The letter of guarantee product, which is a type of non-cash loan, makes it safe to perform a service that will be provided by the enterprises. These are the guarantee contracts given to the creditor by the financial institution to ensure the performance of a task undertaken by the debtor against the creditor. This is the expression of the reputation of the financial institution on the basis of guarantee contracts.
Letters of guarantee are in the nature of non-cash loans. Compared to cash loans, it is a type of loan in which the customer does not pay his account and assumes responsibility only if the risk occurs.
In the letter of guarantee application; There are three parties: Financial Institution (Guarantor), Beneficiary (Borrower) and Addressee (Guaranted).

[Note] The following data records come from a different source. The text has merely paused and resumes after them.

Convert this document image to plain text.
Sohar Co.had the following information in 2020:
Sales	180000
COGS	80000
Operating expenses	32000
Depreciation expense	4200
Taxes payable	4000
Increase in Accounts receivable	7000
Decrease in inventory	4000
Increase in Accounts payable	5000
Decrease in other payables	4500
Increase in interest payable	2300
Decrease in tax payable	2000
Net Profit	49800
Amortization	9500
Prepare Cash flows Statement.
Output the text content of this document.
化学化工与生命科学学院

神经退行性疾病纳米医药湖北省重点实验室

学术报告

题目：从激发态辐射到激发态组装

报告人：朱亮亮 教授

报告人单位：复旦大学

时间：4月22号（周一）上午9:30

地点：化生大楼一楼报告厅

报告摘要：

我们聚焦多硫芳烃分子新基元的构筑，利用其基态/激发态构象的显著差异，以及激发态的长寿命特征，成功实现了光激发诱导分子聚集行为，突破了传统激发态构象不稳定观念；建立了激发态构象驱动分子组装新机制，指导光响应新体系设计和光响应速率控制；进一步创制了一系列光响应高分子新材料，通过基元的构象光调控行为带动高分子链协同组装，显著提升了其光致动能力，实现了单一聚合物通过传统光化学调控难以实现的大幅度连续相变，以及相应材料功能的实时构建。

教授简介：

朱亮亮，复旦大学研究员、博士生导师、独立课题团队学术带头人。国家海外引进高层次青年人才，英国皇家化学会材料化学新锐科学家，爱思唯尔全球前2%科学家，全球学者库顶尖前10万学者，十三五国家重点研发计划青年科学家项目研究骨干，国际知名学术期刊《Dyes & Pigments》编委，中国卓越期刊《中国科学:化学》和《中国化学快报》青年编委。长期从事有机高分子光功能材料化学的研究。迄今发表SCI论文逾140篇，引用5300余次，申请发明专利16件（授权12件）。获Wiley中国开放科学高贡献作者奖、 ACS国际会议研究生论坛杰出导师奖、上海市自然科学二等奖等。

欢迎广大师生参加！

Financial Institution (Guarantor); Letters of guarantee are issued by banks and authorized insurance companies. The guarantor draws up the letter in accordance with the law, as a rule, on the basis of the non-cash loan relationship between the beneficiary and upon the request of the beneficiary, it issues a letter of guarantee addressed to the addressee. With this letter, the bank guarantees to the addressee that the beneficiary will fulfill the deed committed in the letter of guarantee, otherwise the bank will pay the money specified in the letter to itself (the addressee).

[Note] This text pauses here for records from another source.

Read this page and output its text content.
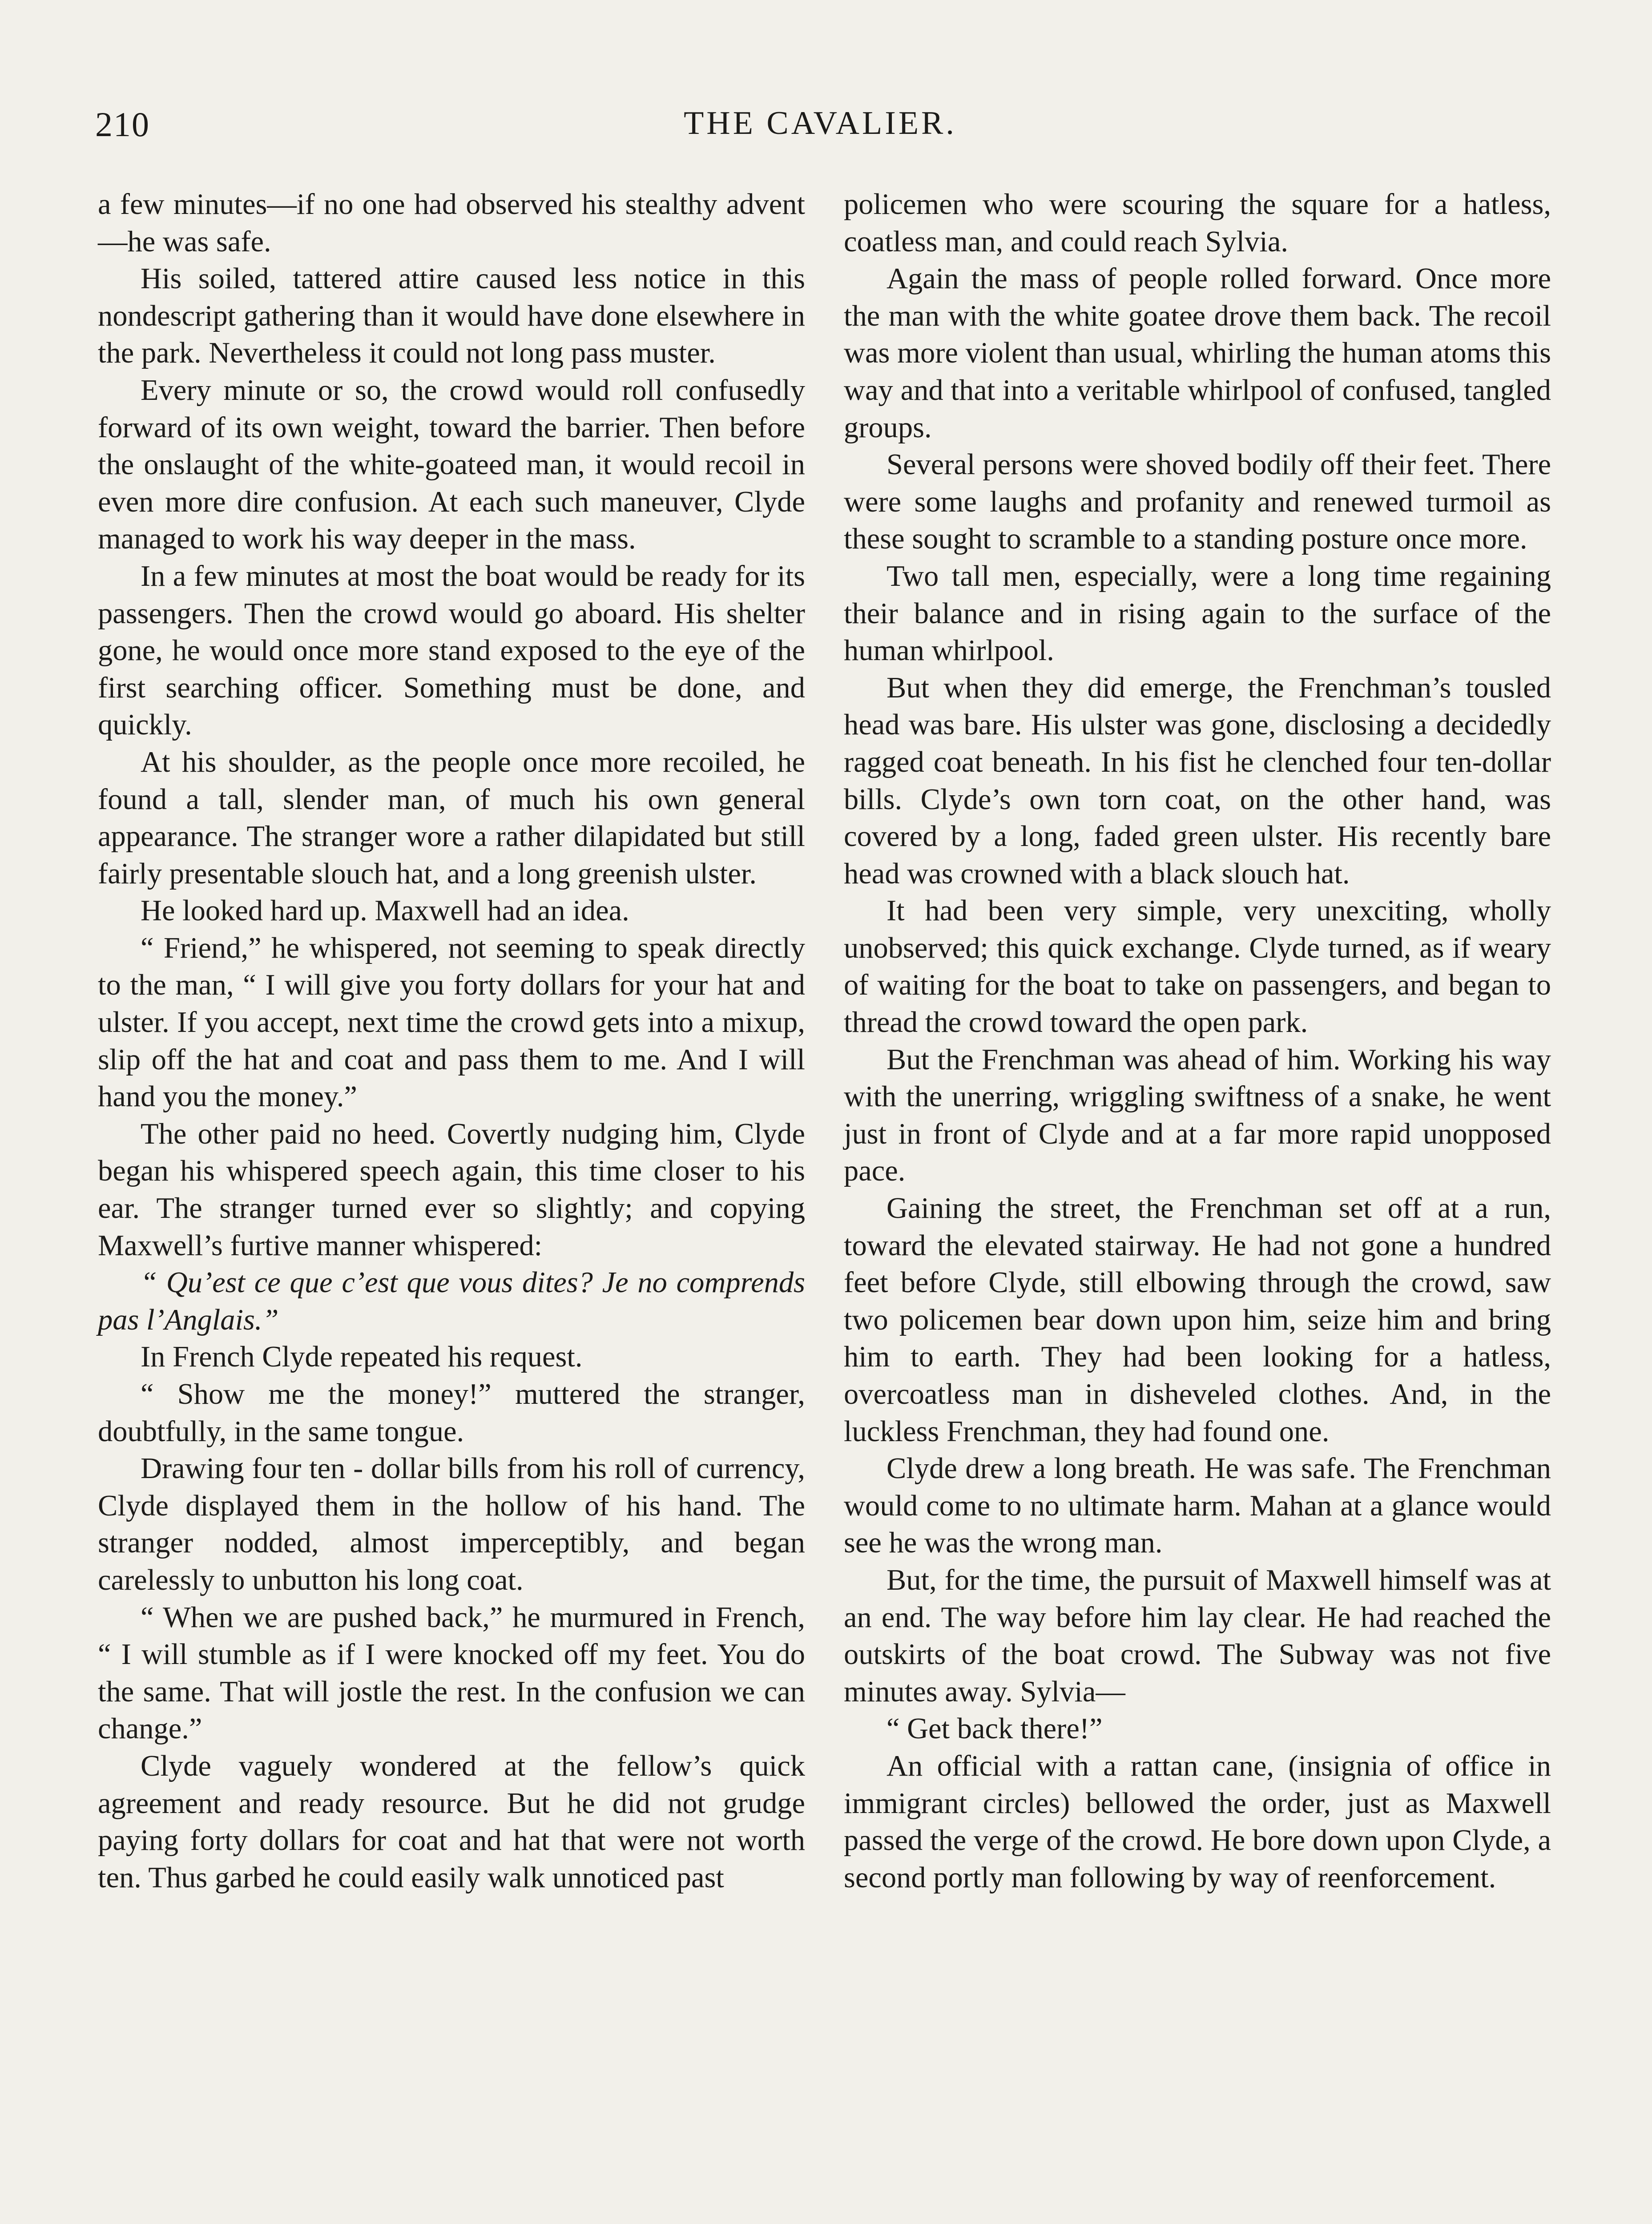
210	THE CAVALIER.

a few minutes—if no one had observed his stealthy advent—he was safe.

His soiled, tattered attire caused less notice in this nondescript gathering than it would have done elsewhere in the park. Nevertheless it could not long pass muster.

Every minute or so, the crowd would roll confusedly forward of its own weight, toward the barrier. Then before the onslaught of the white-goateed man, it would recoil in even more dire confusion. At each such maneuver, Clyde managed to work his way deeper in the mass.

In a few minutes at most the boat would be ready for its passengers. Then the crowd would go aboard. His shelter gone, he would once more stand exposed to the eye of the first searching officer. Something must be done, and quickly.

At his shoulder, as the people once more recoiled, he found a tall, slender man, of much his own general appearance. The stranger wore a rather dilapidated but still fairly presentable slouch hat, and a long greenish ulster.

He looked hard up. Maxwell had an idea.

“ Friend,” he whispered, not seeming to speak directly to the man, “ I will give you forty dollars for your hat and ulster. If you accept, next time the crowd gets into a mixup, slip off the hat and coat and pass them to me. And I will hand you the money.”

The other paid no heed. Covertly nudging him, Clyde began his whispered speech again, this time closer to his ear. The stranger turned ever so slightly; and copying Maxwell’s furtive manner whispered:

“ Qu’est ce que c’est que vous dites? Je no comprends pas l’Anglais.”

In French Clyde repeated his request.

“ Show me the money!” muttered the stranger, doubtfully, in the same tongue.

Drawing four ten - dollar bills from his roll of currency, Clyde displayed them in the hollow of his hand. The stranger nodded, almost imperceptibly, and began carelessly to unbutton his long coat.

“ When we are pushed back,” he murmured in French, “ I will stumble as if I were knocked off my feet. You do the same. That will jostle the rest. In the confusion we can change.”

Clyde vaguely wondered at the fellow’s quick agreement and ready resource. But he did not grudge paying forty dollars for coat and hat that were not worth ten. Thus garbed he could easily walk unnoticed past

policemen who were scouring the square for a hatless, coatless man, and could reach Sylvia.

Again the mass of people rolled forward. Once more the man with the white goatee drove them back. The recoil was more violent than usual, whirling the human atoms this way and that into a veritable whirlpool of confused, tangled groups.

Several persons were shoved bodily off their feet. There were some laughs and profanity and renewed turmoil as these sought to scramble to a standing posture once more.

Two tall men, especially, were a long time regaining their balance and in rising again to the surface of the human whirlpool.

But when they did emerge, the Frenchman’s tousled head was bare. His ulster was gone, disclosing a decidedly ragged coat beneath. In his fist he clenched four ten-dollar bills. Clyde’s own torn coat, on the other hand, was covered by a long, faded green ulster. His recently bare head was crowned with a black slouch hat.

It had been very simple, very unexciting, wholly unobserved; this quick exchange. Clyde turned, as if weary of waiting for the boat to take on passengers, and began to thread the crowd toward the open park.

But the Frenchman was ahead of him. Working his way with the unerring, wriggling swiftness of a snake, he went just in front of Clyde and at a far more rapid unopposed pace.

Gaining the street, the Frenchman set off at a run, toward the elevated stairway. He had not gone a hundred feet before Clyde, still elbowing through the crowd, saw two policemen bear down upon him, seize him and bring him to earth. They had been looking for a hatless, overcoatless man in disheveled clothes. And, in the luckless Frenchman, they had found one.

Clyde drew a long breath. He was safe. The Frenchman would come to no ultimate harm. Mahan at a glance would see he was the wrong man.

But, for the time, the pursuit of Maxwell himself was at an end. The way before him lay clear. He had reached the outskirts of the boat crowd. The Subway was not five minutes away. Sylvia—

“ Get back there!”

An official with a rattan cane, (insignia of office in immigrant circles) bellowed the order, just as Maxwell passed the verge of the crowd. He bore down upon Clyde, a second portly man following by way of reenforcement.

Beneficiary; (Borrower) It is the real or legal person who gives the letter of guarantee to the addressee and takes responsibility for the performance of the work against the creditor and appears as the debtor.
Addressee; (Guaranted) The real or legal person who is given or requested the guarantee. Here is the reason why he asked the Beneficiary for the letter; It is a request for the guarantee of this damage if the addressee suffers a loss due to the beneficiary's action.
With this letter, the financial institution undertakes to pay the amount written in the letter of guarantee to the creditor at the first written request of the creditor, who is the addressee of the letter, without the need for any objection or judgment, if the debtor does not perform the work that he has undertaken to do within the framework of this contract, by attaching it to the contract.